Of particular significance in the article is the qualification that the lighting, heating and furnishings are to be provided “… to the best of the Company’s ability”. In the Arbitrator’s view that language confirms a balancing of interests. In determining the level of comfort to be provided, regard must be had to the practicalities, including the ability of the company to provide it. In considering that question, regard must be had to a number of factors, including the location, the number of employees involved and the cost and feasibility of providing the amenity in question.

The evidence before the Arbitrator is uncontroverted that at present the Company’s financial position does not easily lend itself to making capital improvements. It is not disputed that during the last fiscal year the Company suffered a net loss and, given the current recession, the prospects for a return to profitability are uncertain, at best.

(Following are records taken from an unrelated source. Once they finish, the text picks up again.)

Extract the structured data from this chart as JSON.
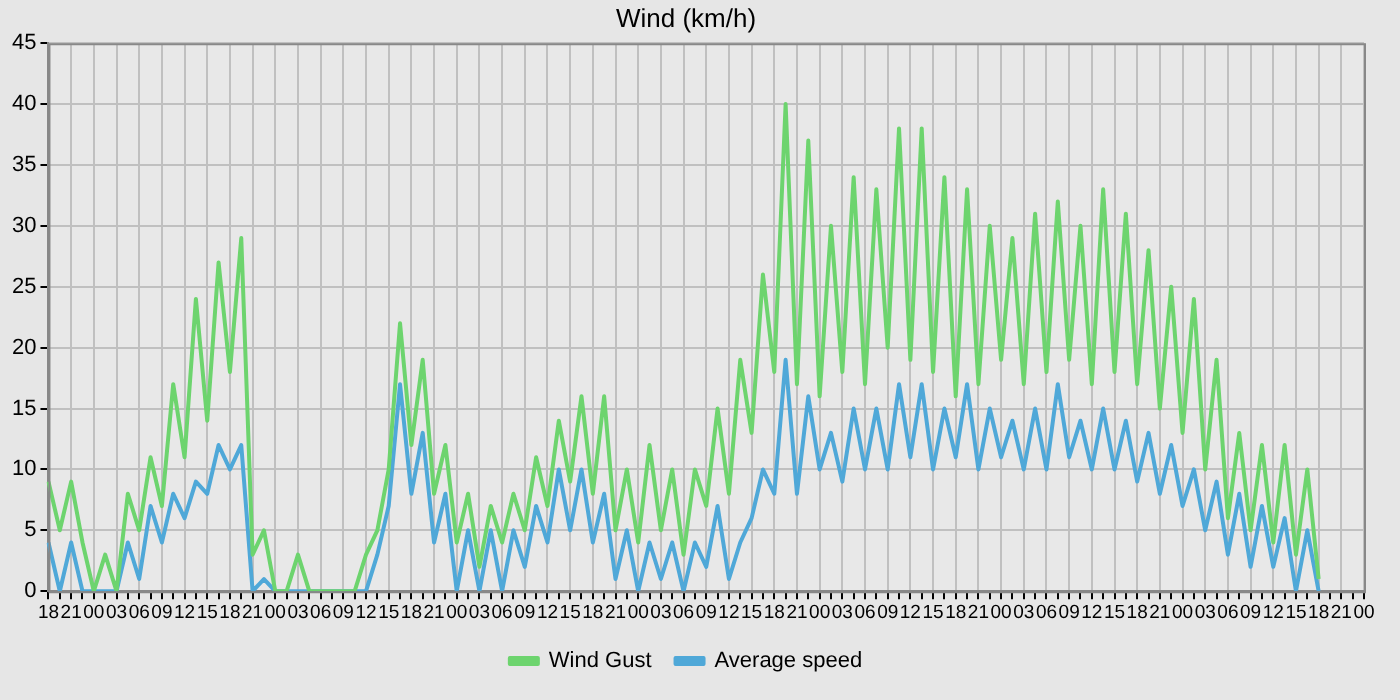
{
  "chart_data": {
    "type": "line",
    "title": "Wind (km/h)",
    "categories": [
      "18",
      null,
      "21",
      null,
      "00",
      null,
      "03",
      null,
      "06",
      null,
      "09",
      null,
      "12",
      null,
      "15",
      null,
      "18",
      null,
      "21",
      null,
      "00",
      null,
      "03",
      null,
      "06",
      null,
      "09",
      null,
      "12",
      null,
      "15",
      null,
      "18",
      null,
      "21",
      null,
      "00",
      null,
      "03",
      null,
      "06",
      null,
      "09",
      null,
      "12",
      null,
      "15",
      null,
      "18",
      null,
      "21",
      null,
      "00",
      null,
      "03",
      null,
      "06",
      null,
      "09",
      null,
      "12",
      null,
      "15",
      null,
      "18",
      null,
      "21",
      null,
      "00",
      null,
      "03",
      null,
      "06",
      null,
      "09",
      null,
      "12",
      null,
      "15",
      null,
      "18",
      null,
      "21",
      null,
      "00",
      null,
      "03",
      null,
      "06",
      null,
      "09",
      null,
      "12",
      null,
      "15",
      null,
      "18",
      null,
      "21",
      null,
      "00",
      null,
      "03",
      null,
      "06",
      null,
      "09",
      null,
      "12",
      null,
      "15",
      null,
      "18",
      null,
      "21",
      null,
      "00"
    ],
    "series": [
      {
        "name": "Wind Gust",
        "color": "#6dd46e",
        "values": [
          9,
          5,
          9,
          4,
          0,
          3,
          0,
          8,
          5,
          11,
          7,
          17,
          11,
          24,
          14,
          27,
          18,
          29,
          3,
          5,
          0,
          0,
          3,
          0,
          0,
          0,
          0,
          0,
          3,
          5,
          10,
          22,
          12,
          19,
          8,
          12,
          4,
          8,
          2,
          7,
          4,
          8,
          5,
          11,
          7,
          14,
          9,
          16,
          8,
          16,
          5,
          10,
          4,
          12,
          5,
          10,
          3,
          10,
          7,
          15,
          8,
          19,
          13,
          26,
          18,
          40,
          17,
          37,
          16,
          30,
          18,
          34,
          17,
          33,
          20,
          38,
          19,
          38,
          18,
          34,
          16,
          33,
          17,
          30,
          19,
          29,
          17,
          31,
          18,
          32,
          19,
          30,
          17,
          33,
          18,
          31,
          17,
          28,
          15,
          25,
          13,
          24,
          10,
          19,
          6,
          13,
          5,
          12,
          4,
          12,
          3,
          10,
          1,
          null,
          null,
          null,
          null
        ]
      },
      {
        "name": "Average speed",
        "color": "#4fa8d8",
        "values": [
          4,
          0,
          4,
          0,
          0,
          0,
          0,
          4,
          1,
          7,
          4,
          8,
          6,
          9,
          8,
          12,
          10,
          12,
          0,
          1,
          0,
          0,
          0,
          0,
          0,
          0,
          0,
          0,
          0,
          3,
          7,
          17,
          8,
          13,
          4,
          8,
          0,
          5,
          0,
          5,
          0,
          5,
          2,
          7,
          4,
          10,
          5,
          10,
          4,
          8,
          1,
          5,
          0,
          4,
          1,
          4,
          0,
          4,
          2,
          7,
          1,
          4,
          6,
          10,
          8,
          19,
          8,
          16,
          10,
          13,
          9,
          15,
          10,
          15,
          10,
          17,
          11,
          17,
          10,
          15,
          11,
          17,
          10,
          15,
          11,
          14,
          10,
          15,
          10,
          17,
          11,
          14,
          10,
          15,
          10,
          14,
          9,
          13,
          8,
          12,
          7,
          10,
          5,
          9,
          3,
          8,
          2,
          7,
          2,
          6,
          0,
          5,
          0,
          null,
          null,
          null,
          null
        ]
      }
    ],
    "ylim": [
      0,
      45
    ],
    "yticks": [
      0,
      5,
      10,
      15,
      20,
      25,
      30,
      35,
      40,
      45
    ],
    "grid": true,
    "legend": "bottom",
    "marker": "none",
    "line_style": "solid"
  }
}
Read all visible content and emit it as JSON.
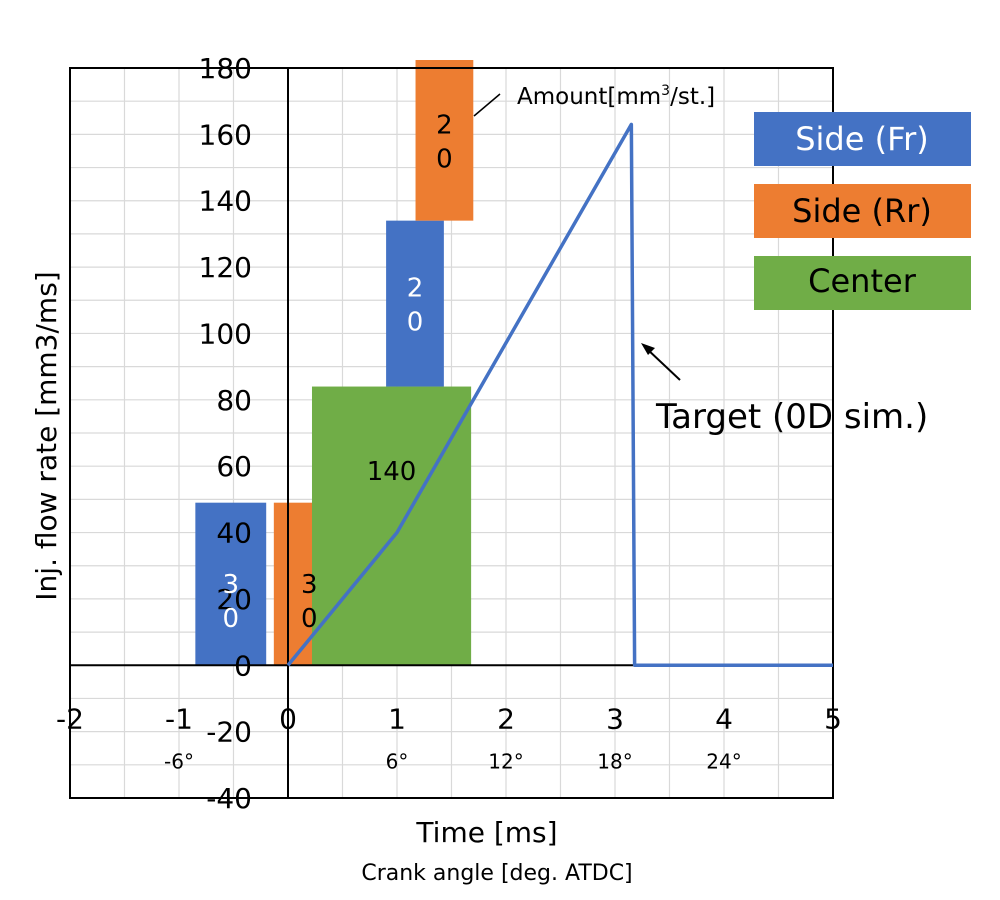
{
  "chart_data": {
    "type": "bar",
    "ylabel": "Inj. flow rate [mm3/ms]",
    "xlabel": "Time [ms]",
    "xlabel2": "Crank angle [deg. ATDC]",
    "xlim": [
      -2,
      5
    ],
    "ylim": [
      -40,
      180
    ],
    "x_ticks": [
      "-2",
      "-1",
      "0",
      "1",
      "2",
      "3",
      "4",
      "5"
    ],
    "y_ticks": [
      "-40",
      "-20",
      "0",
      "20",
      "40",
      "60",
      "80",
      "100",
      "120",
      "140",
      "160",
      "180"
    ],
    "crank_angle_ticks": [
      {
        "x": -1,
        "label": "-6°"
      },
      {
        "x": 1,
        "label": "6°"
      },
      {
        "x": 2,
        "label": "12°"
      },
      {
        "x": 3,
        "label": "18°"
      },
      {
        "x": 4,
        "label": "24°"
      }
    ],
    "grid": true,
    "bars": [
      {
        "series": "Side (Fr)",
        "x_start": -0.85,
        "x_end": -0.2,
        "y_bottom": 0,
        "y_top": 49,
        "label": [
          "3",
          "0"
        ],
        "color": "#4472c4",
        "text_color": "#ffffff"
      },
      {
        "series": "Side (Rr)",
        "x_start": -0.13,
        "x_end": 0.52,
        "y_bottom": 0,
        "y_top": 49,
        "label": [
          "3",
          "0"
        ],
        "color": "#ed7d31",
        "text_color": "#000000"
      },
      {
        "series": "Center",
        "x_start": 0.22,
        "x_end": 1.68,
        "y_bottom": 0,
        "y_top": 84,
        "label": [
          "140"
        ],
        "color": "#70ad47",
        "text_color": "#000000"
      },
      {
        "series": "Side (Fr)",
        "x_start": 0.9,
        "x_end": 1.43,
        "y_bottom": 84,
        "y_top": 134,
        "label": [
          "2",
          "0"
        ],
        "color": "#4472c4",
        "text_color": "#ffffff"
      },
      {
        "series": "Side (Rr)",
        "x_start": 1.17,
        "x_end": 1.7,
        "y_bottom": 134,
        "y_top": 183,
        "label": [
          "2",
          "0"
        ],
        "color": "#ed7d31",
        "text_color": "#000000"
      }
    ],
    "line": {
      "name": "Target (0D sim.)",
      "color": "#4472c4",
      "x": [
        0,
        1.0,
        1.7,
        3.15,
        3.18,
        5
      ],
      "y": [
        0,
        40,
        80,
        163,
        0,
        0
      ]
    },
    "legend": [
      {
        "label": "Side (Fr)",
        "color": "#4472c4",
        "text_color": "#ffffff"
      },
      {
        "label": "Side (Rr)",
        "color": "#ed7d31",
        "text_color": "#000000"
      },
      {
        "label": "Center",
        "color": "#70ad47",
        "text_color": "#000000"
      }
    ],
    "legend_placement": "right",
    "annotations": {
      "amount": {
        "prefix": "Amount[mm",
        "sup": "3",
        "suffix": "/st.]"
      },
      "target": "Target (0D sim.)"
    }
  }
}
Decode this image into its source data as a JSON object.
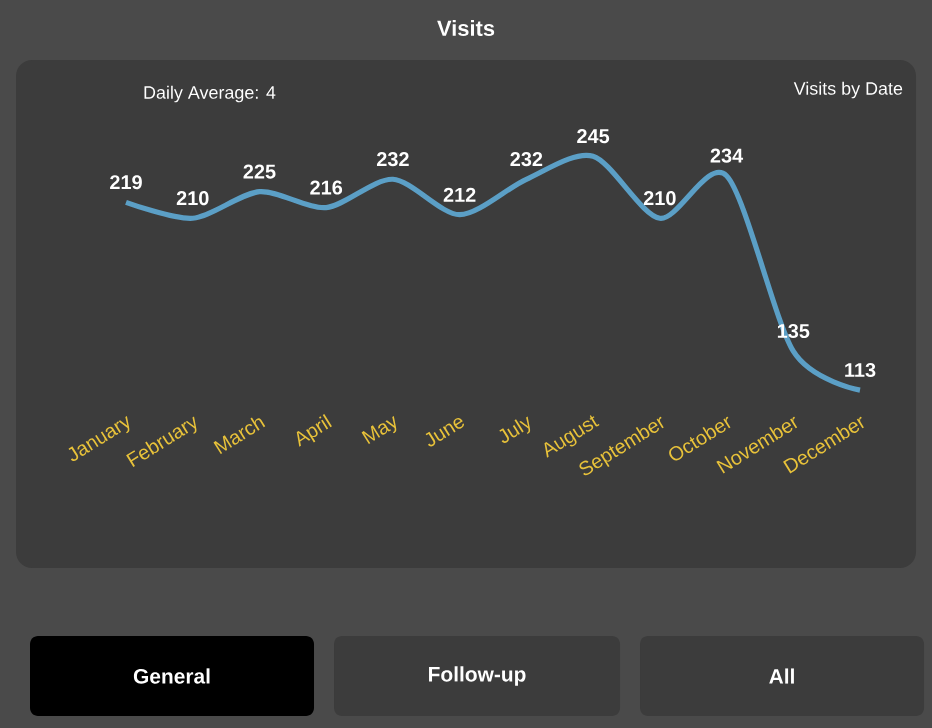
{
  "chart_data": {
    "type": "line",
    "title": "Visits",
    "subtitle": "Visits by Date",
    "annotations": [
      "Daily Average: 4",
      "General",
      "Follow-up",
      "All"
    ],
    "categories": [
      "January",
      "February",
      "March",
      "April",
      "May",
      "June",
      "July",
      "August",
      "September",
      "October",
      "November",
      "December"
    ],
    "values": [
      219,
      210,
      225,
      216,
      232,
      212,
      232,
      245,
      210,
      234,
      135,
      113
    ],
    "color": "#5b9fc6",
    "data_labels": true,
    "marker": "none"
  }
}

It is with that in mind that the Arbitrator inquired of the Union at the hearing as to whether it would accept that the application of Article 11.1 in the circumstance of the Port Coquitlam Terminal could be made to depend on the pre-condition of the Company returning to profitability. In other words, by a fair application of the article, having regard to the factors which apply in Vancouver, should the Company be expected to incur further debt when it is already in a net loss position with respect to its operations? The Union conceded that the reference to the Company’s ability contained within the language of article 11.1 would suggest that, in the circumstances, allowance for the Company returning to a position of profitability would not be unreasonable. Having regard to the language of the provision, and to the history of its administration within the Company’s operations, the Arbitrator is of the view that that is a reasonable and appropriate approach to the application of Article 11.1.

For the foregoing reasons the grievance is allowed, subject to certain conditions. Having regard to the number of employees working in the dock area at Vancouver, and to the accepted practice in other comparable centres, the Arbitrator finds and declares that the Company is under an obligation to provide some form of heating for the dock area at the Port Coquitlam Terminal. It should be stressed that the obligation does not extend to retrofitting the building, nor to providing levels of heat that would be suited to an office or a home. In this regard, portable equipment which provides for surface heat, and the temperature levels generally found in the Company’s heated terminal facilities elsewhere should provide a reasonable standard. Secondly, the Arbitrator is satisfied that the Company’s obligation to comply with this award should not be triggered until such time as it has experienced a net profit over a period of not less than one fiscal year.

I retain jurisdiction in the event of any dispute between the parties with respect to the interpretation or implementation of this Award.


DATED at Toronto this 27th day of November, 1992.